Tuesday, April 21, 2015

FBI and Terrorism-related cases

From The Brothers:  The Road to an American Tragedy by Masha Gessen

page 245 and part of 246:  (I'm not using quotation marks for what she's written, just for those she's quoting.

Since September 2001, U.S. courts have taken up an average of forty terrorism-related cases a year.  More than five hundred people have been charged, and virtually all of them have been convicted and sentenced.  Dozens of bombing plots have been revealed.  In 2014, Human Rights Watch released a report that analyzed many of those cases.  The researchers concluded that "all of the high-profile domestic terrorism plots of the last decade, with four exceptions, were actually FBI sting operations--plots conducted with the direct involvement of law enforcement informants or agents, including plots that were proposed or led by informants."
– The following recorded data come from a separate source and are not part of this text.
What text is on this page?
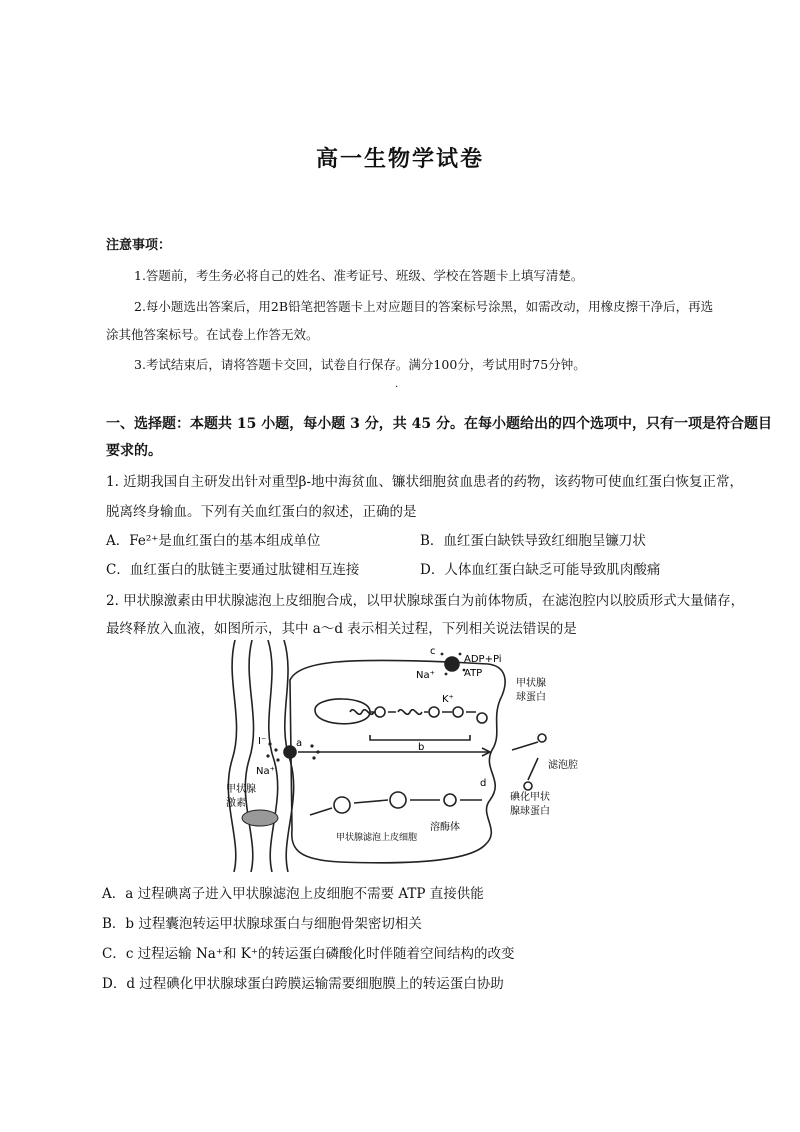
高一生物学试卷
注意事项：
1.答题前，考生务必将自己的姓名、准考证号、班级、学校在答题卡上填写清楚。
2.每小题选出答案后，用2B铅笔把答题卡上对应题目的答案标号涂黑，如需改动，用橡皮擦干净后，再选
涂其他答案标号。在试卷上作答无效。
3.考试结束后，请将答题卡交回，试卷自行保存。满分100分，考试用时75分钟。
·
一、选择题：本题共 15 小题，每小题 3 分，共 45 分。在每小题给出的四个选项中，只有一项是符合题目
要求的。
1. 近期我国自主研发出针对重型β-地中海贫血、镰状细胞贫血患者的药物，该药物可使血红蛋白恢复正常，
脱离终身输血。下列有关血红蛋白的叙述，正确的是
A．Fe²⁺是血红蛋白的基本组成单位	B．血红蛋白缺铁导致红细胞呈镰刀状
C．血红蛋白的肽链主要通过肽键相互连接	D．人体血红蛋白缺乏可能导致肌肉酸痛
2. 甲状腺激素由甲状腺滤泡上皮细胞合成，以甲状腺球蛋白为前体物质，在滤泡腔内以胶质形式大量储存，
最终释放入血液，如图所示，其中 a～d 表示相关过程，下列相关说法错误的是
c
ADP+Pi
ATP
Na⁺
K⁺
甲状腺
球蛋白
I⁻	a
Na⁺
b
滤泡腔
d
碘化甲状
腺球蛋白
甲状腺
激素
溶酶体
甲状腺滤泡上皮细胞
A．a 过程碘离子进入甲状腺滤泡上皮细胞不需要 ATP 直接供能
B．b 过程囊泡转运甲状腺球蛋白与细胞骨架密切相关
C．c 过程运输 Na⁺和 K⁺的转运蛋白磷酸化时伴随着空间结构的改变
D．d 过程碘化甲状腺球蛋白跨膜运输需要细胞膜上的转运蛋白协助
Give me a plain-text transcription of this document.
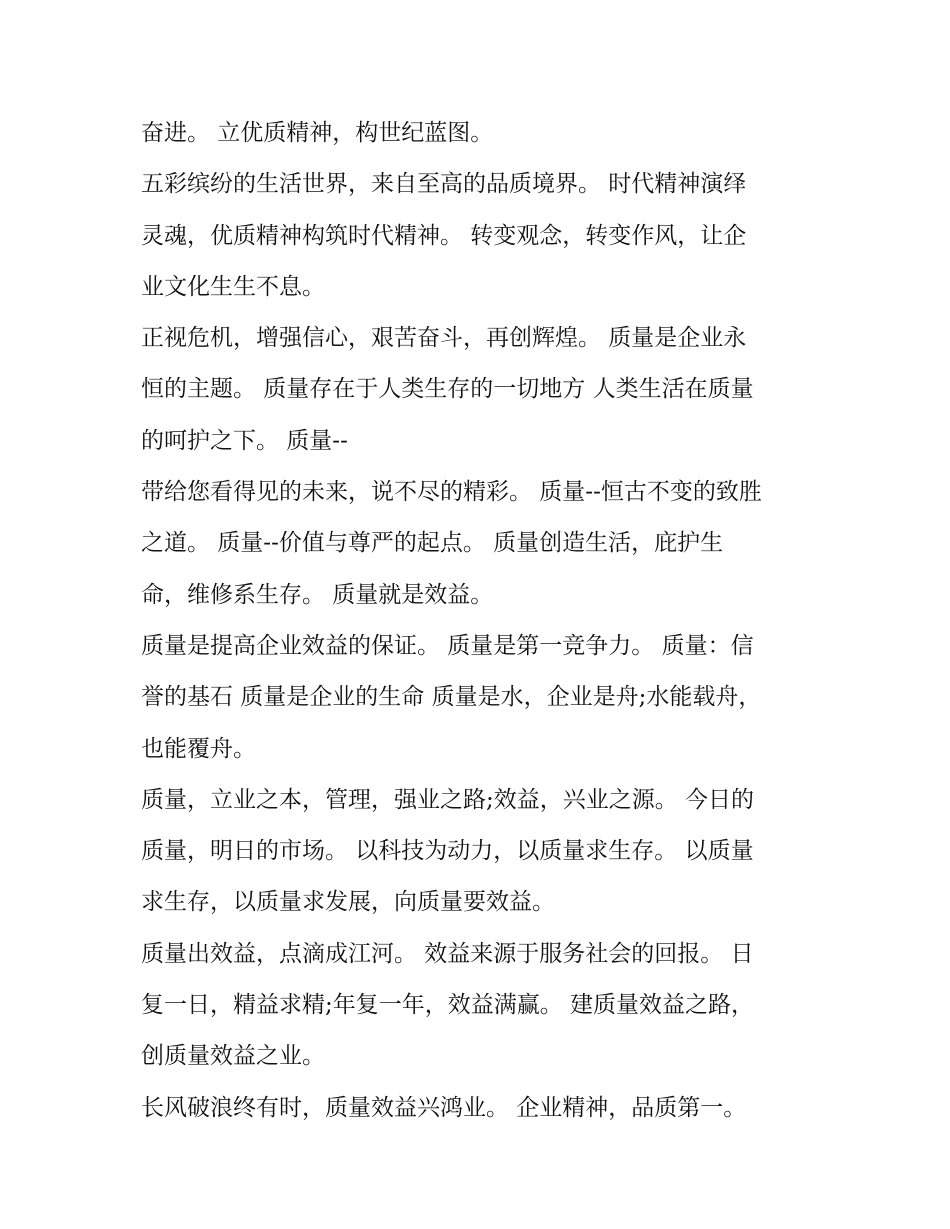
奋进。 立优质精神，构世纪蓝图。
五彩缤纷的生活世界，来自至高的品质境界。 时代精神演绎
灵魂，优质精神构筑时代精神。 转变观念，转变作风，让企
业文化生生不息。
正视危机，增强信心，艰苦奋斗，再创辉煌。 质量是企业永
恒的主题。 质量存在于人类生存的一切地方 人类生活在质量
的呵护之下。 质量--
带给您看得见的未来，说不尽的精彩。 质量--恒古不变的致胜
之道。 质量--价值与尊严的起点。 质量创造生活，庇护生
命，维修系生存。 质量就是效益。
质量是提高企业效益的保证。 质量是第一竞争力。 质量：信
誉的基石 质量是企业的生命 质量是水，企业是舟;水能载舟，
也能覆舟。
质量，立业之本，管理，强业之路;效益，兴业之源。 今日的
质量，明日的市场。 以科技为动力，以质量求生存。 以质量
求生存，以质量求发展，向质量要效益。
质量出效益，点滴成江河。 效益来源于服务社会的回报。 日
复一日，精益求精;年复一年，效益满赢。 建质量效益之路，
创质量效益之业。
长风破浪终有时，质量效益兴鸿业。 企业精神，品质第一。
Since 9/11, the bulk of the FBI's efforts have centered on fighting terrorism, which becme its top institutional priority and consumes forty percent of the agency's operating budget.  Between 2001 and 2013, the number of terrorist attacks carried out on American soil by people connected to Islamic organizations numbered zero, but trumped-up terrorist plots numbered in the dozens, and Human Righs Watch report describes teh work of the FBI (initially quoting from a former FBI agent, Michael German):

"Today's terrorism sting operations reflect a significant departure from past practice.  When the FBI undercover agent or informant is the only purported link to a real terrorist group, supplies the motive, designs the plot and provides all the weapons, one has to question whether they are combatting terrorism or creating it..."  In many of the sting operations we examined, informants and undercover agents carefully laid out an ideological basis for a proposed terrorist attack, and then provided investigative targets with a range of options and the weapons necessary to carry out the attack.